The findings are likely to remain relevant despite the Food and Drug Administration’s withdrawal of approval for bevacizumab, according to Dr. Rugo. "Interestingly, in our study, we obviously don’t have a control arm without bevacizumab, but the progression-free survival in the control arm was almost identical to ECOG 2100," which compared paclitaxel with and without bevacizumab. "And I think for that reason, it’s unlikely that there would be a big difference if you redid the whole study without bevacizumab," she said.

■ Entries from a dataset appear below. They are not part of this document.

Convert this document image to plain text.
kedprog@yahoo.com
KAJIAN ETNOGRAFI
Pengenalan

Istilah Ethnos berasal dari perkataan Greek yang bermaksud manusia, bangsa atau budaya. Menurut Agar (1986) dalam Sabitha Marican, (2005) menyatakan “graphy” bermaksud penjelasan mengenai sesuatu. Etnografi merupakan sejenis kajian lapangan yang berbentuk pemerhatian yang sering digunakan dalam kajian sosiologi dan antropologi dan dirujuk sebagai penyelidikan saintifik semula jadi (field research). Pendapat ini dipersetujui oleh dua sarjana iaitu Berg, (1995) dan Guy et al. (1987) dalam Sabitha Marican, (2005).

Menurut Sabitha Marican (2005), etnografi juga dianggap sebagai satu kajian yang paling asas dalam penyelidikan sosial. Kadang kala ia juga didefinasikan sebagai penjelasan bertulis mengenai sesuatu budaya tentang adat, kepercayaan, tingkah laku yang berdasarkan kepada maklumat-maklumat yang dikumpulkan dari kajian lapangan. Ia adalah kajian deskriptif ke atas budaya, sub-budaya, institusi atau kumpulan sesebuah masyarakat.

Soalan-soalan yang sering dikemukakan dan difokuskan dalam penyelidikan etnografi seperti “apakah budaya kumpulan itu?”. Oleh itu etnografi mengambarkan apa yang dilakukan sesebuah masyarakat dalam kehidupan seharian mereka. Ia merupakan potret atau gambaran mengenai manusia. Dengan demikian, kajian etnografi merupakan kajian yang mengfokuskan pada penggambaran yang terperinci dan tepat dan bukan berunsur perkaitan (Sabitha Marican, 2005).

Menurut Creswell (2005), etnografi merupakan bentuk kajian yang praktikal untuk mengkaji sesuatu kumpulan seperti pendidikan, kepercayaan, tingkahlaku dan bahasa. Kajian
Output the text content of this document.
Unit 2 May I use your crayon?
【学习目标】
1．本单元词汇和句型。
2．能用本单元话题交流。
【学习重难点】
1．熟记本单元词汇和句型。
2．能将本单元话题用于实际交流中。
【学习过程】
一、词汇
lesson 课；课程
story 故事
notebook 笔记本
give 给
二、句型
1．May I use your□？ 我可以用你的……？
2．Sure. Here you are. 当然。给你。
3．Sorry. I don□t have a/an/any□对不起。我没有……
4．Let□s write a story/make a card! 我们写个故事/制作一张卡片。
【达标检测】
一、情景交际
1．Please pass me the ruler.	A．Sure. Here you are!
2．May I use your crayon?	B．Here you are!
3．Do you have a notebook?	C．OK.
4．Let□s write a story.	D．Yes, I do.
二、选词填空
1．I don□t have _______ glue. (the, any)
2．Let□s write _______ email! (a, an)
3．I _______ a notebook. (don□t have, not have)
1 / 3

Dr. Rugo said she receives research funding from Abraxis BioScience, Bristol-Myers Squibb, and Roche/Genentech. Dr. Vogelzang said he is a consultant to Amgen, AVEO, Bayer, Celgene(U), Dendreon, Eisai, GE Healthcare, Genentech, GlaxoSmithKline, Johnson & Johnson, Keryx, Medscape, Novartis, Oncogenex, Pfizer, and Wilex; he receives honoraria from Amgen, Bayer, Clinical Care Options, Genentech, Imedex, Lilly, Lippincott, Williams, and Wilkins, Medscape, Novartis, Onyx, Pfizer, and Veridex; and he receives research funding from Algeta, Pfizer, Progenics, and Tokai Pharmaceuticals.